An AC Mathematical Model for Solving Complex Restoration Problems in Radial Distribution Systems in a Treatable Runtime

Abstract

A restoration problem in a radial electrical distribution system (EDS) is solved to restore de-energized loads downstream of sectors affected by a permanent fault, transferring loads among primary feeders through switching operations. As it is a computationally complex problem, its resolution by exact optimization techniques in a treatable runtime is a difficult task. The complexity is related to the number of switches available for solution. To reduce investment costs, a typical EDS has switches only in a portion of the branches, but the number of switches tends to be expressive in larger systems. In this context, less complex restoration problems have been successfully solved in the literature by exact methods, but they tend to be prohibitive in highly complex problems. In this paper, a mathematical model with an enhanced approach solves, through exact techniques, the restoration problem in a relatively large radial EDS with the aim of evaluating its ability to obtain optimal operationally reliable solutions with low computational effort. The problem is solved without simplifying the topological structure of the system and using only two types of binary variables.
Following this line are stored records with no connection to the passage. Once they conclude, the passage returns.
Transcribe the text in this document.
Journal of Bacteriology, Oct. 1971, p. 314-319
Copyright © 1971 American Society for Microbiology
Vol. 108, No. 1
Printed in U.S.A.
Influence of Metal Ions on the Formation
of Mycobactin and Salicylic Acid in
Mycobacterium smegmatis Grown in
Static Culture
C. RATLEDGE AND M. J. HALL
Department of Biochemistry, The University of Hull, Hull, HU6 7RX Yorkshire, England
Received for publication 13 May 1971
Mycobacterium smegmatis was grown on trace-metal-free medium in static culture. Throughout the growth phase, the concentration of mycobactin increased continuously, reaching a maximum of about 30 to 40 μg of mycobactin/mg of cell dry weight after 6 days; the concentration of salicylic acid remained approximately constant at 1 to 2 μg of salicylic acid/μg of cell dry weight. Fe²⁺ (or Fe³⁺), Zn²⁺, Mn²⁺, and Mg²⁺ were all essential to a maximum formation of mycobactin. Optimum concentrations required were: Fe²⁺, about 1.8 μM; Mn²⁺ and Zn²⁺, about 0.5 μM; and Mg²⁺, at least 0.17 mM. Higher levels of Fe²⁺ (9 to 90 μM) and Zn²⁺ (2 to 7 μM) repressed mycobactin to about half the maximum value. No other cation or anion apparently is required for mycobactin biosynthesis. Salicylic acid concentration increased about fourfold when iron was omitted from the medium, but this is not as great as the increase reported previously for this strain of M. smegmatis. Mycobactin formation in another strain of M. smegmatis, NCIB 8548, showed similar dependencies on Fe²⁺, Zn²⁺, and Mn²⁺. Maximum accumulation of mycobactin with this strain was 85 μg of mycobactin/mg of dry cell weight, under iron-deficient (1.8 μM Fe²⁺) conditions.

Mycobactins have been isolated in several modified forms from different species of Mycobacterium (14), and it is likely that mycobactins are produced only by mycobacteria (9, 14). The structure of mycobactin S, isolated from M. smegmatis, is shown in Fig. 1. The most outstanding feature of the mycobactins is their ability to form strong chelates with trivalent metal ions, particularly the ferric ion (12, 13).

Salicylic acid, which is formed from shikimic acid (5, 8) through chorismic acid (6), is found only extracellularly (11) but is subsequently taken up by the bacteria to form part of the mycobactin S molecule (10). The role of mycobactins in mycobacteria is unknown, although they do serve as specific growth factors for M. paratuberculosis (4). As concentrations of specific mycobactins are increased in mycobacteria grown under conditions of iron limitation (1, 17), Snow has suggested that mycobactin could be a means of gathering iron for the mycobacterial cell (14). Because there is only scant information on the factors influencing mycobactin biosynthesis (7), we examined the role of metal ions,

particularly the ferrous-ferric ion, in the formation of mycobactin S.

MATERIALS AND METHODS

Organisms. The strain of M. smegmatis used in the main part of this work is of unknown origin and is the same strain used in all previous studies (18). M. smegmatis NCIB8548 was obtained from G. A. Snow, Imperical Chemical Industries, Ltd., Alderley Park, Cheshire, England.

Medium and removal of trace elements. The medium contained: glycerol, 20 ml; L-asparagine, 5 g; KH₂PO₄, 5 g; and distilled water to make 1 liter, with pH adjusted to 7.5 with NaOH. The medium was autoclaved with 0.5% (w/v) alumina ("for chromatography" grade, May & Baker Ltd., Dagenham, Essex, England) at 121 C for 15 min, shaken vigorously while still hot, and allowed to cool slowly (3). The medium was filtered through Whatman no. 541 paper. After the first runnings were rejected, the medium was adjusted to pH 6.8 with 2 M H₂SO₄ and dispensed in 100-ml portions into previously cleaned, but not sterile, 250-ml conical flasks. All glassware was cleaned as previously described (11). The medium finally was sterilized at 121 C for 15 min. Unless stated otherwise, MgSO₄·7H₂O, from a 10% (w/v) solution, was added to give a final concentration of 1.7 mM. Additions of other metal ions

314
The model minimizes the demand not supplied with a minimum number of switching operations, allowing considering the influence of priority loads and remotely controlled switches, and ensures a feasible and radial operation. Tests were carried out on a radial 417-bus EDS adapted to have switches at strategic locations and the results show that the model effectively provides optimal solutions and can be applied for larger systems mainly in an offline or preventive way.